映兰眼泪汪汪地看着我,声音软得像化开的蜜:“主人……请您……顶进兰儿的子宫吧……兰儿想把最深处……只给主人一个人……”
我深吸一口气,腰部猛地向前一挺——
“滋——!!!”
粗硬的龟头凶狠地挤开她紧致的穴肉,一寸寸直达最深处。
当龟头终于顶到那层天生偏位的子宫口时,我没有停顿,而是按照Dr.Voss教的方法,用疼痛刺激让她放松——我伸手捏住她的乳尖,狠狠一拧,同时低吼道:“打开!给主人打开!”
映兰痛得尖叫一声,身体却猛地一颤,子宫颈肌肉在极致痛楚与快感的双重刺激下,彻底放松了。
那层最娇嫩、最深处的腔口,像一朵终于为我绽放的花,颤抖着、湿润着、热情地张开——
我的龟头毫无阻碍地整根没入她子宫最深处!
“啊——!!主人……进来了……真的进来了……兰儿的子宫……终于只属于主人了……呜呜……好深……好烫……兰儿……兰儿要死了……”
映兰当场失禁喷潮,透明的淫水混合著乳白的爱液狂喷而出,把床单打得湿透一片。
她雪白的小腹以肉眼可见的速度鼓起,像怀胎五月般圆润饱满。
我死死抱住她的腰,龟头深深抵在子宫最敏感的腔底,一股一股滚烫浓稠的精液如决堤洪水般疯狂喷射,全部灌进她子宫最深处。
那一刻,我既心疼得眼泪直流,又兴奋得几乎要发疯——我终于做到了。
刘志宇能做到的,我做到了;他做不到的,我也做到了。
我一边吻着她哭花的脸,一边低声呢喃:“老婆……对不起……可是主人爱你……主人会用一辈子补偿你……”
映兰却幸福得哭出了声,主动缠住我的脖子,声音又软又颤:“主人……兰儿好幸福……兰儿终于……彻底属于您了……”
从那天起,她再也没有在梦里叫过“爸爸”。
调教第45天,正是映兰排卵期。
主人空间里只开着一盏暖红色的落地灯,柔和的光线洒在黑色丝绒大床上,把映兰雪白的身体照得近乎透明。
她已经完全赤裸,只剩脖子上那道早已淡去的浅粉色勒痕,像一道被我亲手抹平的旧印记。
她跪趴在床上,双腿大开成最羞耻的M字形,高跟鞋鞋尖颤抖着点地,雪白圆润的臀部高高抬起,粉嫩湿润的穴口完全暴露在灯光下,已经因为前戏而一张一合地溢出晶莹黏腻的淫水,顺着大腿内侧拉出长长的银丝。
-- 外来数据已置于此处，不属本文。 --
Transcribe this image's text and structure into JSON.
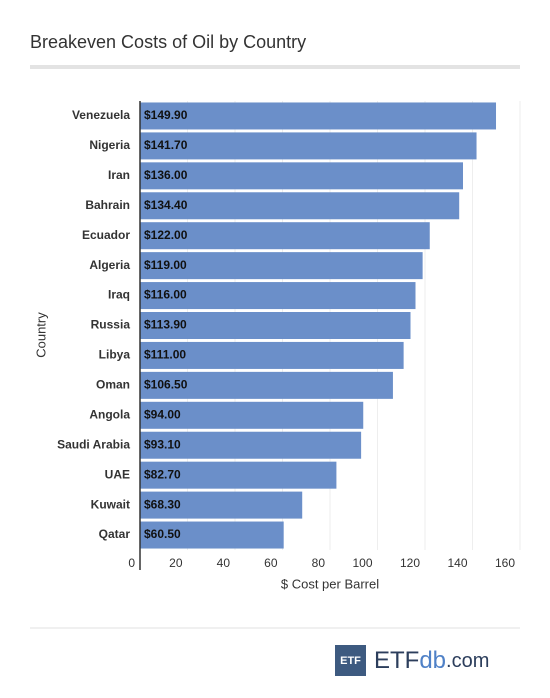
{
  "chart_data": {
    "type": "bar",
    "orientation": "horizontal",
    "title": "Breakeven Costs of Oil by Country",
    "categories": [
      "Venezuela",
      "Nigeria",
      "Iran",
      "Bahrain",
      "Ecuador",
      "Algeria",
      "Iraq",
      "Russia",
      "Libya",
      "Oman",
      "Angola",
      "Saudi Arabia",
      "UAE",
      "Kuwait",
      "Qatar"
    ],
    "values": [
      149.9,
      141.7,
      136,
      134.4,
      122,
      119,
      116,
      113.9,
      111,
      106.5,
      94,
      93.1,
      82.7,
      68.3,
      60.5
    ],
    "value_labels": [
      "$149.90",
      "$141.70",
      "$136.00",
      "$134.40",
      "$122.00",
      "$119.00",
      "$116.00",
      "$113.90",
      "$111.00",
      "$106.50",
      "$94.00",
      "$93.10",
      "$82.70",
      "$68.30",
      "$60.50"
    ],
    "color": "#6b8fc9",
    "xlabel": "$ Cost per Barrel",
    "ylabel": "Country",
    "xlim": [
      0,
      160
    ],
    "xticks": [
      0,
      20,
      40,
      60,
      80,
      100,
      120,
      140,
      160
    ],
    "grid": true
  },
  "footer": {
    "badge": "ETF",
    "brand": [
      "ETF",
      "db",
      ".com"
    ]
  }
}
我赤裸着上身,下身那根早已粗硬滚烫、青筋暴起的肉棒直直挺立,对准她早已准备好的子宫口。
映兰泪眼婆娑地回头看着我,声音软得发颤,带着浓重的鼻音和哭腔:“主人……今天是兰儿排卵最旺盛的日子……请主人……用最浓最烫的精液……把兰儿的子宫彻底灌满……兰儿想……想给主人怀上宝宝……”
我心疼得胸口发紧,却还是握住她的细腰,龟头对准那层已经被我调教得极致敏感的子宫口,腰部猛地向前一挺——
“滋——!!咕啾!!!”
粗大的龟头凶狠地挤开她紧致湿滑的穴肉,一寸寸直达最深处。
当龟头终于突破那层偏位的腔口时,映兰雪白的身体猛地弓起,发出一声又痛又爽的哭喊:“啊——!!主人……进来了……子宫……子宫被主人顶开了……”我死死抱住她的腰,开始疯狂抽插,每一次都整根拔出再整根捅到底,龟头一次次凶狠地撞击子宫最敏感的腔底,发出黏腻而响亮的“咕啾咕啾”水声。
第一次高潮来得极快。
我低吼着死死按住她的臀部,龟头深深抵在子宫最深处,滚烫浓稠的精液如高压水枪般疯狂喷射——“噗嗤!噗嗤!噗嗤!”一股一股又烫又多、又浓又稠的精液全部灌进她子宫腔内。
映兰哭着喷潮,小腹以肉眼可见的速度渐渐鼓起,像怀胎三个月般微微隆起,她却死死咬着下唇,声音又软又媚:“主人……好烫……兰儿的子宫……被主人射满了……”
我没有拔出来,只是稍作喘息,便再次凶狠地挺动腰部,开始第二次灌溉。
这一次我抽插得更加猛烈,每一次撞击都让她的雪白小腹剧烈晃动。